Biashara Afrika : quand l’aéroport de Lomé révèle les failles de l’intégration africaine

À Lomé, le troisième forum Biashara Afrika 2026 a transformé une simple cérémonie d’ouverture en une démonstration brutale des obstacles qui entravent encore l’unité économique du continent.

Chaque année, l’Afrique célèbre ses ambitions d’intégration avec des discours enflammés sur la Zone de libre-échange continentale africaine (ZLECAf) et son marché unique censé regrouper 1,4 milliard de consommateurs. Pourtant, c’est souvent sur le tarmac des aéroports que ces promesses se heurtent à la réalité administrative.

 

Des passeports africains refusés : l’absurdité des frontières internes

L’événement a offert un spectacle inattendu. Alors que le ministre nigérian de l’Industrie et du Commerce, Dr Jumoke Oduwole, s’apprêtait à louer les vertus du commerce intra-africain, elle a choisi de partager une anecdote révélatrice. Deux investisseurs, l’un Nigérian et l’autre Ghanéen, fraîchement arrivés de voyage en Europe, se sont vu refuser l’entrée au Togo avec leurs passeports africains, pourtant valides dans l’espace CEDEAO.

Leur seul recours ? Présenter un passeport européen pour obtenir un visa d’urgence de 24 heures. Une situation que le Dr Oduwole a qualifiée de « démoralisante pour l’investissement », soulignant que jamais un Européen ne subirait une telle humiliation au sein même de l’Union européenne.

Le message est clair : au Togo, comme ailleurs sur le continent, la libre circulation reste un vœu pieux. Les citoyens ordinaires, habitués à ces tracasseries, n’ont même plus la force de s’en offusquer. Mais quand des investisseurs potentiels fuient à cause de ces pratiques, les conséquences économiques deviennent visibles.

 

La bureaucratie, pire ennemie de l’intégration régionale

Se revendiquant hub logistique et financier en Afrique de l’Ouest, le Togo vient de payer le prix fort de son manque de cohérence. Les visas imposés aux voisins africains envoient un signal désastreux aux investisseurs internationaux. Pire encore : un Africain est mieux traité s’il possède un passeport européen. Une aberration qui ridiculise les discours sur la ZLECAf et son ambition de créer un espace économique unifié.

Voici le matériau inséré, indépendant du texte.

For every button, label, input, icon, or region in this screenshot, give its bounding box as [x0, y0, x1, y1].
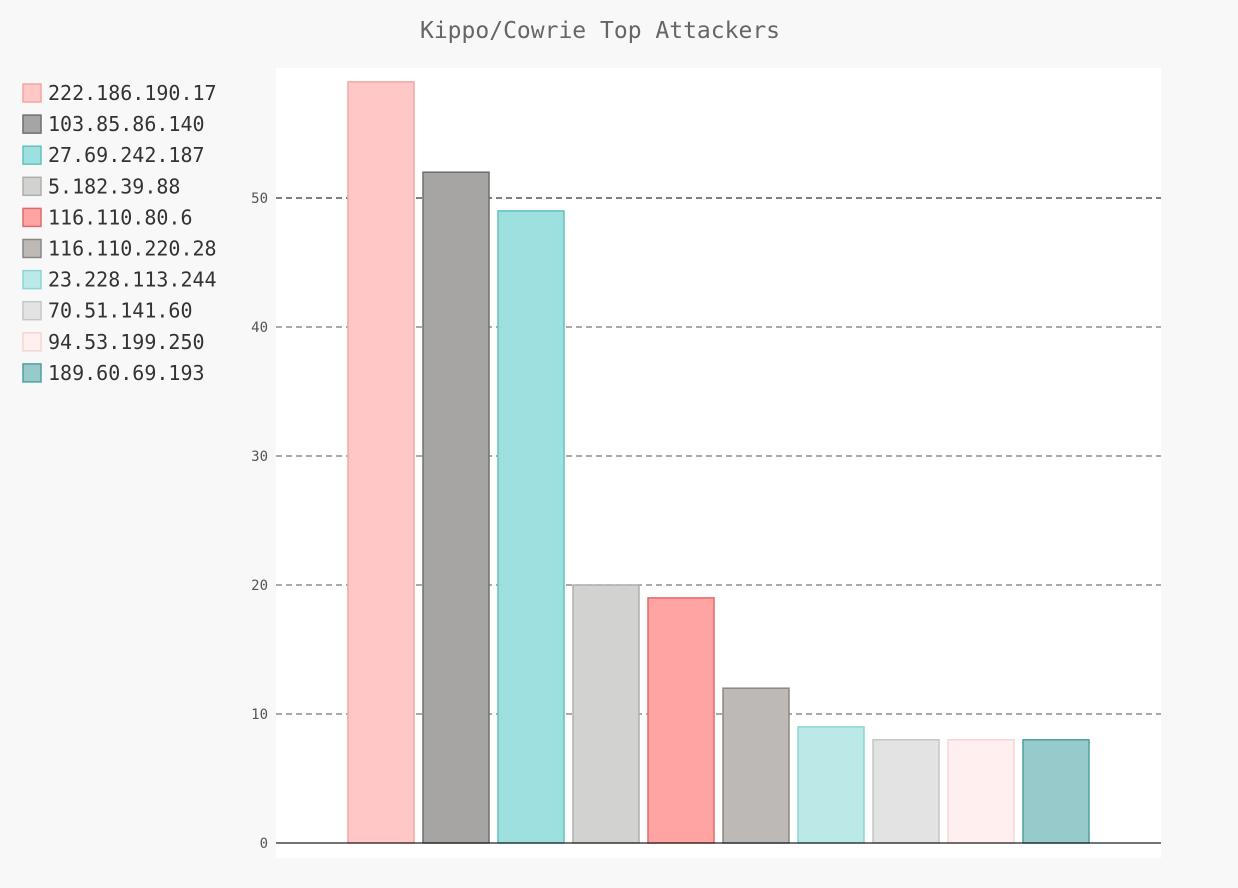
legend-label[interactable]: 222.186.190.17 — [48, 81, 217, 105]
y-axis-ticks: 0 10 20 30 40 50 — [251, 191, 268, 852]
bar-27.69.242.187[interactable] — [497, 210, 565, 844]
bars — [347, 81, 1090, 844]
legend-swatch-116.110.80.6[interactable] — [22, 207, 42, 228]
legend: 222.186.190.17 103.85.86.140 27.69.242.187… — [22, 81, 217, 385]
bar-70.51.141.60[interactable] — [872, 739, 940, 844]
legend-swatch-70.51.141.60[interactable] — [22, 300, 42, 321]
y-tick-label: 20 — [251, 578, 268, 594]
bar-94.53.199.250[interactable] — [947, 739, 1015, 844]
gridlines — [276, 197, 1161, 715]
y-tick-label: 50 — [251, 191, 268, 207]
chart-title: Kippo/Cowrie Top Attackers — [420, 18, 780, 44]
legend-label[interactable]: 103.85.86.140 — [48, 112, 205, 136]
y-tick-label: 10 — [251, 707, 268, 723]
y-tick-label: 0 — [260, 836, 268, 852]
y-tick-label: 30 — [251, 449, 268, 465]
legend-label[interactable]: 189.60.69.193 — [48, 361, 205, 385]
legend-label[interactable]: 94.53.199.250 — [48, 330, 205, 354]
legend-swatch-94.53.199.250[interactable] — [22, 332, 42, 352]
bar-222.186.190.17[interactable] — [347, 81, 415, 844]
legend-swatch-103.85.86.140[interactable] — [22, 114, 42, 134]
y-tick-label: 40 — [251, 320, 268, 336]
legend-label[interactable]: 23.228.113.244 — [48, 268, 217, 292]
legend-swatch-116.110.220.28[interactable] — [22, 238, 42, 259]
bar-116.110.80.6[interactable] — [647, 597, 715, 844]
legend-label[interactable]: 5.182.39.88 — [48, 174, 180, 198]
legend-swatch-27.69.242.187[interactable] — [22, 145, 42, 165]
legend-label[interactable]: 27.69.242.187 — [48, 143, 205, 167]
bar-189.60.69.193[interactable] — [1022, 739, 1090, 844]
bar-5.182.39.88[interactable] — [572, 584, 640, 844]
legend-swatch-189.60.69.193[interactable] — [22, 363, 42, 383]
legend-label[interactable]: 116.110.220.28 — [48, 237, 217, 261]
legend-swatch-222.186.190.17[interactable] — [22, 83, 42, 103]
bar-116.110.220.28[interactable] — [722, 687, 790, 844]
bar-103.85.86.140[interactable] — [422, 171, 490, 844]
legend-swatch-23.228.113.244[interactable] — [22, 269, 42, 290]
legend-swatch-5.182.39.88[interactable] — [22, 176, 42, 197]
legend-label[interactable]: 70.51.141.60 — [48, 299, 193, 323]
bar-23.228.113.244[interactable] — [797, 726, 865, 844]
legend-label[interactable]: 116.110.80.6 — [48, 205, 193, 229]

L’incident de Lomé illustre un paradoxe criant : les pays africains signent des accords d’intégration tout en maintenant des barrières administratives dignes du siècle dernier. Résultat ? Une méfiance grandissante des acteurs économiques, convaincus que les promesses d’unification ne sont que des mots en l’air.

 

Faure Gnassingbé lance un ultimatum sans précédent

Face à l’humiliation publique subie lors de l’ouverture du forum, le président togolais a choisi la fermeté. Sans passer par les canaux diplomatiques habituels, il a directement sommé son ministre de la Sécurité de régler cette anomalie en 48 heures.
« Je veux que cette situation soit résolue avant la clôture de Biashara Afrika », a-t-il déclaré, envoyant un message sans équivoque à ses services.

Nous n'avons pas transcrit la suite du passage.